To ensure the industry had the necessary materials to build pipelines and other essential infrastructure, PAW could issue conservation orders “aimed at controlling the use of materials deemed to be in short supply, including materials for the construction of new plants, or later, pipelines,” Herman notes.

“The World War II energy strategy forged by the Roosevelt administration was a clear demonstration of the same principles that enabled the mobilization of industry for war materiel:

the combination of technological innovation and public-private sector coordination, guided by a clear sense of what had to be achieved and when,” he praises. “The success of that strategy offers powerful lessons for energy policy today.”

Changing Times

PAW’s success during WWII showed “an effective national energy policy aimed at preserving and even extending global (energy) dominance could also be the cornerstone of an effective national security policy,” Herman states.

“Unfortunately, the United States forgot that principle in the quarter century after the war,” he laments. “Part of the problem was complacency about where America really stood in the global oil market and the natural gas market, which grew in importance in the post-war world. Having always been the dominant player, politicians and the public—and even the industry—could easily assume that American dominance would continue indefinitely.”

This complacency meant that the Middle East’s growing hydrocarbon production took policymakers by surprise, Herman argues. He adds that shifting attitudes toward oil and gas hobbled development and policymaking.

“New environmental concerns made expanding America’s energy industry seem undesirable or dangerous,” Herman clarifies. “Then as now, an industry founded on the development of hydrocarbon resources came to be seen as a threat to the environment. Meanwhile, the development of those same resources in other parts of the world, particularly the Middle East, was seen as only fair and just—or ignored altogether.”

Herman says that attitude, as well as the low cost of imports relative to domestic production, helped make the United States increasingly dependent on imports. “In 1960, America imported 10% of its oil consumption,” he relates. “By 1968, the peak year of the country’s industrial output, the number had grown to 28%. By 1973, on the eve of the (Arab oil embargo), total oil imports reached 34%.”

When Arab oil producers decided to cut production (in part to retaliate for U.S. support of Israel), the long lines and shortages at gas stations showed the link between access to cheap, abundant energy and national security, Herman argues. Unfortunately, the government could no longer enlist the industry’s aid as freely as it had during WWII.

“One of the baleful consequences of America’s failed energy strategy in the 1970s was that people had come to blame the rise in oil prices, and the gas lines, on Big Oil. Large firms like Exxon Mobil became the favorite targets of conspiracy theorists; they came to be seen as corrupt enemies of the environment, and their every word or action was viewed with suspicion and loathing,” he relates. “The idea of a national energy strategy devised by executives and engineers from the biggest oil companies was now anathema to the American public.”

Even so, “Americans did learn one valuable lesson from the traumas of the 1973 oil crisis and Arab oil embargo: energy independence cannot be taken for granted.

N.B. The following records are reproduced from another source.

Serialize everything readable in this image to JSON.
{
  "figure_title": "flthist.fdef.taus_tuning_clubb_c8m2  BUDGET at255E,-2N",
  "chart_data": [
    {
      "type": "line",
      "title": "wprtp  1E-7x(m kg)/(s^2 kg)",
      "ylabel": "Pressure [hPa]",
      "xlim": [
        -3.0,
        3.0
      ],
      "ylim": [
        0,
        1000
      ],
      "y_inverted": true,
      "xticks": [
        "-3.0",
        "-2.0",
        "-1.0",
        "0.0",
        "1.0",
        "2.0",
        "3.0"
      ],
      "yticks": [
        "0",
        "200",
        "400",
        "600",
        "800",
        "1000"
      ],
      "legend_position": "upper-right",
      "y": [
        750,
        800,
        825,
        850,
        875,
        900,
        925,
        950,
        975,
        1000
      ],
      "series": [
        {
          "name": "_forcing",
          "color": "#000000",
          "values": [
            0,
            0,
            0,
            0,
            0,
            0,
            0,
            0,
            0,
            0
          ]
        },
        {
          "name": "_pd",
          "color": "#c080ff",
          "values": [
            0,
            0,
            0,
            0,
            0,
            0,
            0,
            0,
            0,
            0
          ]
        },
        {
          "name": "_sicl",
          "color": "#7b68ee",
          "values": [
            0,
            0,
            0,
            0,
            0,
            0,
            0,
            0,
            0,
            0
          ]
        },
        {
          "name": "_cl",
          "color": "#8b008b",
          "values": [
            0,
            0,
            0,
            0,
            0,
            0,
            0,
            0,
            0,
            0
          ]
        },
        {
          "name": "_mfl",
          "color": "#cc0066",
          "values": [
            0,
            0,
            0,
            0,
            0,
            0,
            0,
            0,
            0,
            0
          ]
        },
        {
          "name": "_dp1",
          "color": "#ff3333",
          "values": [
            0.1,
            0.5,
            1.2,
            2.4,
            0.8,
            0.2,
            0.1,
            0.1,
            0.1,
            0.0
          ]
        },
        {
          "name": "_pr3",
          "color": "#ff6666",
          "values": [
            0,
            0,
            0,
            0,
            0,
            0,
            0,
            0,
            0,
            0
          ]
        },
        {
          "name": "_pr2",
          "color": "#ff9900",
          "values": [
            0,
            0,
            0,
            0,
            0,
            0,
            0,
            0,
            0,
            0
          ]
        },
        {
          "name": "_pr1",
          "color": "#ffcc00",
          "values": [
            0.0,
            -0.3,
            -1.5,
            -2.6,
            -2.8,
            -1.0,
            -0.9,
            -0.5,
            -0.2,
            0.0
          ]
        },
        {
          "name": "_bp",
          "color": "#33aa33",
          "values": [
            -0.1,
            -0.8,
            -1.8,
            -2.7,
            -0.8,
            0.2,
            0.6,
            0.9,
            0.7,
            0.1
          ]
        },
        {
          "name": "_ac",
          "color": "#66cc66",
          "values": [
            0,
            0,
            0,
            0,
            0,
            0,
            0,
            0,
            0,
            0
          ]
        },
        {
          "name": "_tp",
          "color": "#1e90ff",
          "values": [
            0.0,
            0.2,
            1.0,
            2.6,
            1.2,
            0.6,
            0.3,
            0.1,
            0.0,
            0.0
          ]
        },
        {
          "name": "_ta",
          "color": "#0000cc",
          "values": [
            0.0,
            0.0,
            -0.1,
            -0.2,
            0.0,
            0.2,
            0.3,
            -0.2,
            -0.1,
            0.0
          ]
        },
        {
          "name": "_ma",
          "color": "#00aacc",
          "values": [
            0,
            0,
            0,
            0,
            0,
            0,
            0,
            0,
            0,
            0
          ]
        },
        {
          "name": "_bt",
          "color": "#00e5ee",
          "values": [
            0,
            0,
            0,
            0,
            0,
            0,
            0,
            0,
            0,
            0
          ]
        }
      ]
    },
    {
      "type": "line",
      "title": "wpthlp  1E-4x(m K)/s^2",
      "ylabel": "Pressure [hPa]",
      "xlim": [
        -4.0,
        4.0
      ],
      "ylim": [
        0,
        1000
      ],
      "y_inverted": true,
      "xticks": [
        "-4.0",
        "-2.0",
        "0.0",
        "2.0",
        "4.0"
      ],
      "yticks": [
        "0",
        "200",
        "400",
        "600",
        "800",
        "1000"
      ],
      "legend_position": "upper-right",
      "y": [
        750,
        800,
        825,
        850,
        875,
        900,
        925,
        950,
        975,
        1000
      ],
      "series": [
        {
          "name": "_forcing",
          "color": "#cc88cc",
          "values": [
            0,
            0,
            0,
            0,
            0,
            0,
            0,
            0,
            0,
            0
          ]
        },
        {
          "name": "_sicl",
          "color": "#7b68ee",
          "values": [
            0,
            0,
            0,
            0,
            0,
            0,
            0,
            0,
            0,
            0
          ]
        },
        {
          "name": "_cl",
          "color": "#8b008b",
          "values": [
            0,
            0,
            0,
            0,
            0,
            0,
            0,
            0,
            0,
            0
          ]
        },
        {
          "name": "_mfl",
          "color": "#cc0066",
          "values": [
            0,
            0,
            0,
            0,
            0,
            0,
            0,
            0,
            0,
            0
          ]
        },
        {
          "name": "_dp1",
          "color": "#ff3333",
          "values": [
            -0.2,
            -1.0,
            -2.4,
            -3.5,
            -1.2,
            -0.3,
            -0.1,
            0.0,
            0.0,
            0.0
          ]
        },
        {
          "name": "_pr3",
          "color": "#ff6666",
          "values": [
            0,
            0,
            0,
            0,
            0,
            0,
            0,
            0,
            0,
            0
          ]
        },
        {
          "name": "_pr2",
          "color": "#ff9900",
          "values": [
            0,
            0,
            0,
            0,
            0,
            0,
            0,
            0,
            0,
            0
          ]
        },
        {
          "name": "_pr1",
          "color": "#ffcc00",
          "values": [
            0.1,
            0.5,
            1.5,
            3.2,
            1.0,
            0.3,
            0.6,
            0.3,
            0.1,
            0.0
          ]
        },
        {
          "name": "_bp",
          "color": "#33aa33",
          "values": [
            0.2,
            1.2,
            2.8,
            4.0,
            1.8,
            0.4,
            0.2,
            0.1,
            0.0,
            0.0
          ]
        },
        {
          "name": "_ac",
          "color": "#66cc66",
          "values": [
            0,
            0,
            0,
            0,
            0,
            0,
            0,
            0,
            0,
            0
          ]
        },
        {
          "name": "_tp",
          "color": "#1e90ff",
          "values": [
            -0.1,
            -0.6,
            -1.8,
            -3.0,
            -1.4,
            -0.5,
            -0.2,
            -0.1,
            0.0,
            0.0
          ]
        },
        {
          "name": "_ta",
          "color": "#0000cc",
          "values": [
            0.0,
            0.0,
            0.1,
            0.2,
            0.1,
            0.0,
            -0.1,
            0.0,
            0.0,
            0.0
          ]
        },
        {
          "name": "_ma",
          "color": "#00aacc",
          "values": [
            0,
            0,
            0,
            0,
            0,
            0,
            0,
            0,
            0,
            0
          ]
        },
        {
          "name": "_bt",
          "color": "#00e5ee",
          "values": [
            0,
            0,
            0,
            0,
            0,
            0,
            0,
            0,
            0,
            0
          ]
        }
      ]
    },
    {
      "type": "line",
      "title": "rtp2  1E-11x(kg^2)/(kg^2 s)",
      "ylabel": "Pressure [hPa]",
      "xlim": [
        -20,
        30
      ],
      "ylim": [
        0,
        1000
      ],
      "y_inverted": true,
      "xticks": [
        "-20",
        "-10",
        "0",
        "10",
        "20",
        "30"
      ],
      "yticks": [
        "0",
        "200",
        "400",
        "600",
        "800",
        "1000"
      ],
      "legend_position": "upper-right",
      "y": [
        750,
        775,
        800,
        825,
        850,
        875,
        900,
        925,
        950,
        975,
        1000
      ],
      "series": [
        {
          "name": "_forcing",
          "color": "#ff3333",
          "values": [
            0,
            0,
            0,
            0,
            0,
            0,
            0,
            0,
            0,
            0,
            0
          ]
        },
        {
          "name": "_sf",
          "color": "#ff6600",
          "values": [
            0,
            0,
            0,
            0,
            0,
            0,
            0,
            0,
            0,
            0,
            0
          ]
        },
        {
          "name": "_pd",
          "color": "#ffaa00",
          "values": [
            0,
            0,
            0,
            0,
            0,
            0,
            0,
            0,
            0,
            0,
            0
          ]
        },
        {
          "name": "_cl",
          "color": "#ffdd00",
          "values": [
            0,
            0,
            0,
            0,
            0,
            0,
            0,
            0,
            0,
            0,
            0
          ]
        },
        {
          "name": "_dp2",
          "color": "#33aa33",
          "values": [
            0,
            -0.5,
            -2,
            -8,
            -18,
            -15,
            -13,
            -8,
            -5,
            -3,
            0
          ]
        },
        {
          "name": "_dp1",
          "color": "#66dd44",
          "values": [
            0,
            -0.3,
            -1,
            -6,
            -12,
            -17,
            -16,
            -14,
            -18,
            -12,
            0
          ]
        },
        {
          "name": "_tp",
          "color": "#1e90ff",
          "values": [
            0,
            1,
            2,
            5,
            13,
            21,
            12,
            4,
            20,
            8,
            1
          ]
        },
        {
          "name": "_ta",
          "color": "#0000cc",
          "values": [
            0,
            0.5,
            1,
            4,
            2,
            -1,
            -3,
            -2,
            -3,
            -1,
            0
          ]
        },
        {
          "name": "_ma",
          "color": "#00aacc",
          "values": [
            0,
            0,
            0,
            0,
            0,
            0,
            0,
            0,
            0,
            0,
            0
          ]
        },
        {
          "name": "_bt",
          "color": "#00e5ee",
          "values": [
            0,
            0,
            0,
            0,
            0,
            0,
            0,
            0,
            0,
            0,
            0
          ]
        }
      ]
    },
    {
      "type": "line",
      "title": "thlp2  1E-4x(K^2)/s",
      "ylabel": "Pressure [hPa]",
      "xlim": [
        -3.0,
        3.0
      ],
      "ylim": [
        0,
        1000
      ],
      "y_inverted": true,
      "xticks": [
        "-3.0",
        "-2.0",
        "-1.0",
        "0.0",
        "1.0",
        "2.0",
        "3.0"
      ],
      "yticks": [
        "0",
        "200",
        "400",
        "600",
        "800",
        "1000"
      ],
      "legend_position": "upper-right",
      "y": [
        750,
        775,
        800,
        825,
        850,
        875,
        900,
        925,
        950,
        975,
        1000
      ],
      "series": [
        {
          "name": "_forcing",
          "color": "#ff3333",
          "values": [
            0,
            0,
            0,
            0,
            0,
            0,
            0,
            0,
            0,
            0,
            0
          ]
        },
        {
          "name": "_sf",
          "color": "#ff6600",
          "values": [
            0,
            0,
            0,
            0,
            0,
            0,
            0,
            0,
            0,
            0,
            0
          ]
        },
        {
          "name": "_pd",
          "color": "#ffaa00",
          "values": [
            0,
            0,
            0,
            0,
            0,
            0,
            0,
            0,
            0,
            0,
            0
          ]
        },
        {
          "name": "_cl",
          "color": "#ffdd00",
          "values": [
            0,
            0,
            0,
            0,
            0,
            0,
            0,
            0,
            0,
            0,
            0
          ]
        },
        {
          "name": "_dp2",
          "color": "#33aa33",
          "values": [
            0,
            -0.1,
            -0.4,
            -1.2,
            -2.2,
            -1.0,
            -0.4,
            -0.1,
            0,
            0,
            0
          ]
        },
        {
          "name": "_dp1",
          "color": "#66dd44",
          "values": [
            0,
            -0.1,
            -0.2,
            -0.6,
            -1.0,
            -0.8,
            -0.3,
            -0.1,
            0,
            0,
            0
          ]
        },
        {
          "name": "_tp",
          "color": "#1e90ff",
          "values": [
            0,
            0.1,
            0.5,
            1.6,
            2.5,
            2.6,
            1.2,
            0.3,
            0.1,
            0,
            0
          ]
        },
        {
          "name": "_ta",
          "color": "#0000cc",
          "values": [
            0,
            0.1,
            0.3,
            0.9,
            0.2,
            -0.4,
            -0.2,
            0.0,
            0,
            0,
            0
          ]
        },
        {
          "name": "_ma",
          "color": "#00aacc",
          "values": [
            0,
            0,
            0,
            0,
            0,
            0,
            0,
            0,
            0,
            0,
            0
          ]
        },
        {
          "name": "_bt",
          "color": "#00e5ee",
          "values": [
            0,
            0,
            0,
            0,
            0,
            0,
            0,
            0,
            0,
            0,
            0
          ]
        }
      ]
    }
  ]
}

It requires constant effort and political will, particularly in the face of those who oppose energy independence for a variety of ideological and self-interested reasons.”

In the half century since the embargo, the United States has regained its role as a hydrocarbon powerhouse. “The United States is poised to shape the future of the world once again, with its ability to produce and export natural gas as well as oil at record levels—and to restart the world’s use of nuclear energy on a new, safety and more innovative basis,” Herman says.

Herman’s report, which provides more details on the topics covered above and highlights the industry’s efforts to improve aviation fuel during WWII, is From Fueling Victory to Running on Empty: Lessons from American Energy Policy in War and Peace.